4ICA Paris 2022 eut pour moi une couleur particulière et inédite. En effet, je n’ai pas présenté de communication, j’y ai participé comme discutante dans le cadre d’un panel franco-français sur la fabrique de l’influence et les approches françaises de la diplomatie publique. Compte tenu du coût de l’adhésion à ICA et de l’inscription, cette participation peut être considérée comme un luxe. Rares sont les chercheurs qui peuvent s’affranchir de la logique comptable et qui s’autorisent à ne pas tenter de multiplier les communications afin « d’optimiser » le retour sur investissement. Le fait d’être du seul côté du public est pourtant fructueux et confortable, mais aussi formateur dans l’optique de communiquer lors d’une édition ultérieure riche des apprentissages autorisés par l’immersion. Ensuite, ICA Paris fut particulier car j’y ai retrouvé et j’ai pu travailler avec les membres de plusieurs petites communautés de chercheurs travaillant sur des thèmes qui m’intéressent, d’où une moindre impression d’être Lost in translation que lors de précédentes hyperconférences. Quand je posais des questions, certains animateurs de panels me donnaient la parole en disant : « Please go, Lucile », ce qui crée un sentiment de familiarité rassurant et chatouille l’ego. J’ai d’ailleurs reçu des textos d’invitation pour participer à des contre-soirées en parallèle des cocktails de 500 personnes organisés par les grosses divisions. OMG, such an achievement

5Ces deux conférences de 2022 étaient étranges en ce qu’elles faisaient suite à deux années de conférences annulées ou passées en complet distanciel, soit un mode très dégradé. J’ai, par exemple, participé avec Armen Khatchatourov à ICA 2021. Nous avons communiqué – si l’on peut dire – avec une intervention de 7 minutes sous la forme d’un diaporama préenregistré et une narration minutée des diapositives, sur le modèle honni des Pecha Kucha. Un seul et unique commentaire a été posté sous ce diaporama, d’où un sentiment de gâchis d’énergie.

6J’ai été heureuse de voir revenir des conférences organisées en présentiel.
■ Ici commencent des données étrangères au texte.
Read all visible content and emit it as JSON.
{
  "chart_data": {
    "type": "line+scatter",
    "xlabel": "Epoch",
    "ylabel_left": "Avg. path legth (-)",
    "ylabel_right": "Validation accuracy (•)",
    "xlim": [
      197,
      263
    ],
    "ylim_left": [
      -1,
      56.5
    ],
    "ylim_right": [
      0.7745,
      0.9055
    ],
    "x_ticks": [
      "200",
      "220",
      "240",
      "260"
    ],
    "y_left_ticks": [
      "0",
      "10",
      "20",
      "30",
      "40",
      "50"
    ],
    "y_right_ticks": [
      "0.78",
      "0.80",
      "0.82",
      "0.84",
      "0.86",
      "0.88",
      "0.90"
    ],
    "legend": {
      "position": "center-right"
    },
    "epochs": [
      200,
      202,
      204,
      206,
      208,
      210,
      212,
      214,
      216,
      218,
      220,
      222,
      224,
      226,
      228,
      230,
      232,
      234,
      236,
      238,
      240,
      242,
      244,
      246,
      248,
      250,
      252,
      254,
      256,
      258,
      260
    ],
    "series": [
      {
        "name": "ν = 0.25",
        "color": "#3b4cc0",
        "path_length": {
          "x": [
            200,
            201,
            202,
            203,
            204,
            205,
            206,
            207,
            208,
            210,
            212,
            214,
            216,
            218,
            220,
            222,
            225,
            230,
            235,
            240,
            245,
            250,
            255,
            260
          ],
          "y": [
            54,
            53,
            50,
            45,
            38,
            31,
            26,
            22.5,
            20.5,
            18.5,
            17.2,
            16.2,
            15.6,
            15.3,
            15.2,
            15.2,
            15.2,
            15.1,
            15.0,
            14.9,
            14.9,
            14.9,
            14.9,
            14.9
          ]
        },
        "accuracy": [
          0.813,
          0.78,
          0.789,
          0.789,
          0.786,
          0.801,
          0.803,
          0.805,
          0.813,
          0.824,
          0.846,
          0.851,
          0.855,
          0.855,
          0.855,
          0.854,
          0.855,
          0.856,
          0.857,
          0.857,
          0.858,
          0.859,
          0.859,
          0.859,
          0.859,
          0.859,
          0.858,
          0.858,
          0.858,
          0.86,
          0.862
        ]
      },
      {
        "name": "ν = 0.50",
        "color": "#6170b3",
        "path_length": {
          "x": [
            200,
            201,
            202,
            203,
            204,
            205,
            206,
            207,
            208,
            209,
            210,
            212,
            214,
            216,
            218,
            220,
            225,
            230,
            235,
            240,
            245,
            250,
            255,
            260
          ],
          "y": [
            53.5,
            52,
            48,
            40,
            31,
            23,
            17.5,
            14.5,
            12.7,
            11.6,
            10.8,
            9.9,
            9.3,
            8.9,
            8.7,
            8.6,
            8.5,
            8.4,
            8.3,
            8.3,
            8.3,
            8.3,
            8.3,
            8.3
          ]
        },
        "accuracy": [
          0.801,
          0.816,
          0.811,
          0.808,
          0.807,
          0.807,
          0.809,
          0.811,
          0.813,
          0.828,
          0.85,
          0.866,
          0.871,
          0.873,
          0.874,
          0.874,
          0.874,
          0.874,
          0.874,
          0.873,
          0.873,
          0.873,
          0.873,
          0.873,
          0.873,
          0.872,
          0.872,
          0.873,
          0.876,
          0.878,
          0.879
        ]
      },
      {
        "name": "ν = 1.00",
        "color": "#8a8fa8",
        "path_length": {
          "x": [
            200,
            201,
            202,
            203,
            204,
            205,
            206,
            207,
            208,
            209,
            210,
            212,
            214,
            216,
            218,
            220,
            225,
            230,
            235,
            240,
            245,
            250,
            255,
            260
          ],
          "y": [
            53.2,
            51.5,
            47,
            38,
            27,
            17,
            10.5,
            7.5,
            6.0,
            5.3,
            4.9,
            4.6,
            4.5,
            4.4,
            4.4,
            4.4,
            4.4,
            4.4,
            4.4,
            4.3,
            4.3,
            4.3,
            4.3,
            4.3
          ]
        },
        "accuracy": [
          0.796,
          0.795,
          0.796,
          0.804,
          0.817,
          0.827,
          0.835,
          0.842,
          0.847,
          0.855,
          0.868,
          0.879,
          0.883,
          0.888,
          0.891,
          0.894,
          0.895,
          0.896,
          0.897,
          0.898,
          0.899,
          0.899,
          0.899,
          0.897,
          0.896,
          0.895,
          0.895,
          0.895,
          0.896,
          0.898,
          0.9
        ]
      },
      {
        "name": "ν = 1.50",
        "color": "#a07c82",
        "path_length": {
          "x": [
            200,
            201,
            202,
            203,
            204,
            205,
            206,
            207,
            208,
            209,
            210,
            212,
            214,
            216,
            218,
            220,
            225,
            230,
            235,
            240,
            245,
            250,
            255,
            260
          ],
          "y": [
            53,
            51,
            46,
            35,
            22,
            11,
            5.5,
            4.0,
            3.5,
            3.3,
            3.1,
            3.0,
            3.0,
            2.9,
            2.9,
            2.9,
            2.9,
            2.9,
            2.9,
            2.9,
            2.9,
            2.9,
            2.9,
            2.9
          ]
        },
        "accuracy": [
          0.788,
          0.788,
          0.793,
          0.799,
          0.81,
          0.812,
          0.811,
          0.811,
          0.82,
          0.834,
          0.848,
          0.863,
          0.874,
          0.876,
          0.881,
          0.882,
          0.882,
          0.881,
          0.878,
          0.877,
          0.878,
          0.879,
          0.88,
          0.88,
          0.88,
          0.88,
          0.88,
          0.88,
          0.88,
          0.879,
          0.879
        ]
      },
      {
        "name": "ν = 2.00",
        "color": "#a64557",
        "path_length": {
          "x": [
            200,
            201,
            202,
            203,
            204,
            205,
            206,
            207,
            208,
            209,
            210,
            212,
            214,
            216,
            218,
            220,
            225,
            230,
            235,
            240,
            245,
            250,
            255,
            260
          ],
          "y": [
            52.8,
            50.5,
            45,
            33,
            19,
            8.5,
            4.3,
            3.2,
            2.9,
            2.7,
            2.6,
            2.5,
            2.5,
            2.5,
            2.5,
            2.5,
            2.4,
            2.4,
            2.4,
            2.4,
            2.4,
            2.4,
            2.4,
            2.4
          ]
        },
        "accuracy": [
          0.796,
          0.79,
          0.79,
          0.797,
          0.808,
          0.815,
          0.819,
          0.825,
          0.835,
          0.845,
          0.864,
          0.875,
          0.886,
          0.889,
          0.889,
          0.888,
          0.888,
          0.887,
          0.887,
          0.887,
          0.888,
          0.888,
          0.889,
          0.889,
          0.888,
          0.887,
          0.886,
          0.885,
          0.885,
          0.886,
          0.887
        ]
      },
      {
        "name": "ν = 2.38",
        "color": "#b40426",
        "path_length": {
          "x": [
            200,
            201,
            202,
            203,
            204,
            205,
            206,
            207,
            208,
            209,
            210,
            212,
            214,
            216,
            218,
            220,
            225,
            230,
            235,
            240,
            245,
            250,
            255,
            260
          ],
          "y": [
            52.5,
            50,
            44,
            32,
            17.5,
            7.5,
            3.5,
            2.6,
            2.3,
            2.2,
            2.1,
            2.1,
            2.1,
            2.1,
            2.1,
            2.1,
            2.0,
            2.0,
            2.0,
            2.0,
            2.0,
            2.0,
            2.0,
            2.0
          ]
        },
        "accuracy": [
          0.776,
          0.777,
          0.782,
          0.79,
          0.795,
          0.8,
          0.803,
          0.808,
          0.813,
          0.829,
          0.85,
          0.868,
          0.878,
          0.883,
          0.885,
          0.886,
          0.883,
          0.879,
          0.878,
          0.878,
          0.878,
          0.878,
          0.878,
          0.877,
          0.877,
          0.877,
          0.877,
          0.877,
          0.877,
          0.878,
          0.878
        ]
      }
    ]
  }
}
J’ai croisé moins de 10 chercheurs français pendant l’ICA Paris 2022 ce que confirme la consultation des 684 pages du programme de la conférence. Qui plus est, peu de Français ont eu le loisir ou se sont autorisés à participer à la conférence sur toute sa durée. Ils sont encore moins nombreux à avoir participé aux événements liés à la vie de l’association, de ses grandes divisions ou de ses plus petits groupes d’intérêt (réunions plénières ou cocktails). J’ai d’ailleurs dû répondre plusieurs fois à la question : « Where are the French ? ». J’ai rédigé ce texte en écho avec cette question ingénue, entre retour d’expérience enrichi de d’éléments d’analyse personnelle, et billet d’humeur.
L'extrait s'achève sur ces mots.